We deposit W(2)/Ta(3)/Mn3Sn(20)/MgO(1.3)/Ru(1) (in nm) on MgO(110) substrate by magnetron sputtering (7), followed by annealing at 500 oC for an hour. We confirm the M-plane-oriented epitaxial growth of Mn3Sn layer by X-ray diffraction. The stack was processed into circular dot devices with a diameter D of 175-1000 nm using electron beam lithography and Ar ion milling. Figure 1 shows Hall resistance RH as a function of the magnetic field H for different D together with the scanning electron microscopy (SEM) image. We then evaluate Δ of Mn3Sn dot through the measurement of switching probability versus amplitude of pulse magnetic field. For the analysis, we assume a six-fold in-Kagome-plane anisotropy to model the magnetostatic energy of Mn3Sn. Figure 2 shows D dependence of Δ. The reduction of Δ at D of less than about 300 nm is observed, indicating a single domain reversal of spin structure in this scale, consistent with a previous report on Mn3Sn nanowire (8). Our result offers an important insight to understand the thermal activation of antiferromagnets, allowing one to design reliable and efficient antiferromagnetic devices. 

This work was partly supported by JSPS Kakenhi (Nos. 19H05622 and 22K14558), Casio foundation (No. 39-11), and RIEC Cooperative Research Projects. 

**References:** 
(1) T. Jungwirth et al., Nat. Nanotechnol. 11, 231 (2016). 

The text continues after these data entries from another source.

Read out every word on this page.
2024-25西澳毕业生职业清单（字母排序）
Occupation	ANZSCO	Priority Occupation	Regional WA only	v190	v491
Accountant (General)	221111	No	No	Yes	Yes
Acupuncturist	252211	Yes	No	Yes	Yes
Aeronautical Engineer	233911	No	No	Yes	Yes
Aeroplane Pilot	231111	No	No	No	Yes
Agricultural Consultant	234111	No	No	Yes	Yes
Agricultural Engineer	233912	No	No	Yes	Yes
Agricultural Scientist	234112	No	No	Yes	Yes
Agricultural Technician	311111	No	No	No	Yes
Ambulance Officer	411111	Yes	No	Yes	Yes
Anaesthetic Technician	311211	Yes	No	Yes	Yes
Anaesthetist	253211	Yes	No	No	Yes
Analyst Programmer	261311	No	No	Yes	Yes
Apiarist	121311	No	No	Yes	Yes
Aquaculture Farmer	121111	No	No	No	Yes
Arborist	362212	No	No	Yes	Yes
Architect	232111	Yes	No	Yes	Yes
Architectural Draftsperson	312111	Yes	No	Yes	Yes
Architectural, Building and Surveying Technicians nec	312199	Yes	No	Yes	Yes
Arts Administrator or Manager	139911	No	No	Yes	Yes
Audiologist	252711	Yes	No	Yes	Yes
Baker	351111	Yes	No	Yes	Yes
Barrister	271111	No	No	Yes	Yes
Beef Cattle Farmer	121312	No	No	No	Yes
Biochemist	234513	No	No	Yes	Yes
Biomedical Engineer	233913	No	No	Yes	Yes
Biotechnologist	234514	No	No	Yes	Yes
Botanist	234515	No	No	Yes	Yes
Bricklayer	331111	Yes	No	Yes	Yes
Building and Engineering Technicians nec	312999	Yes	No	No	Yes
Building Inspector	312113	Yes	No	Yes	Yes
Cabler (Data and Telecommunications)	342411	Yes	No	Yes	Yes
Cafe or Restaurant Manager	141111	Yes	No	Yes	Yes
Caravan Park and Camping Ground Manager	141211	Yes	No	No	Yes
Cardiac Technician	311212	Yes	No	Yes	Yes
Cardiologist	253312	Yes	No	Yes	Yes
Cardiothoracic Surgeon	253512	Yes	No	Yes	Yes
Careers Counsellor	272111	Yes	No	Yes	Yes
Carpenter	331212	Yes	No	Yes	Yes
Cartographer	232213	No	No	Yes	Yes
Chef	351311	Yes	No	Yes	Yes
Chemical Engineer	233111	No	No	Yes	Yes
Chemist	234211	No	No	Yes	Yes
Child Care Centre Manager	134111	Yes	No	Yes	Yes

(2) V. Baltz et al., Rev. Mod. Phys. 90, 015005 (2018). 
(3) S. Nakatsuji et al., Nature 527, 212 (2015). 
(4) A. Nayak et al., Sci. Adv. 2, e1501870 (2016). 
(5) H. Tsai et al., Nature 580, 608 (2020). 
(6) Y. Takeuchi et al., Nat. Mater. 20, 1364 (2021). 
(7) J.-Y. Yoon et al., Appl. Phys. Express 13, 013001 (2020). 
(8) H. Bai et al., Appl. Phys. Lett. 117, 052404 (2020).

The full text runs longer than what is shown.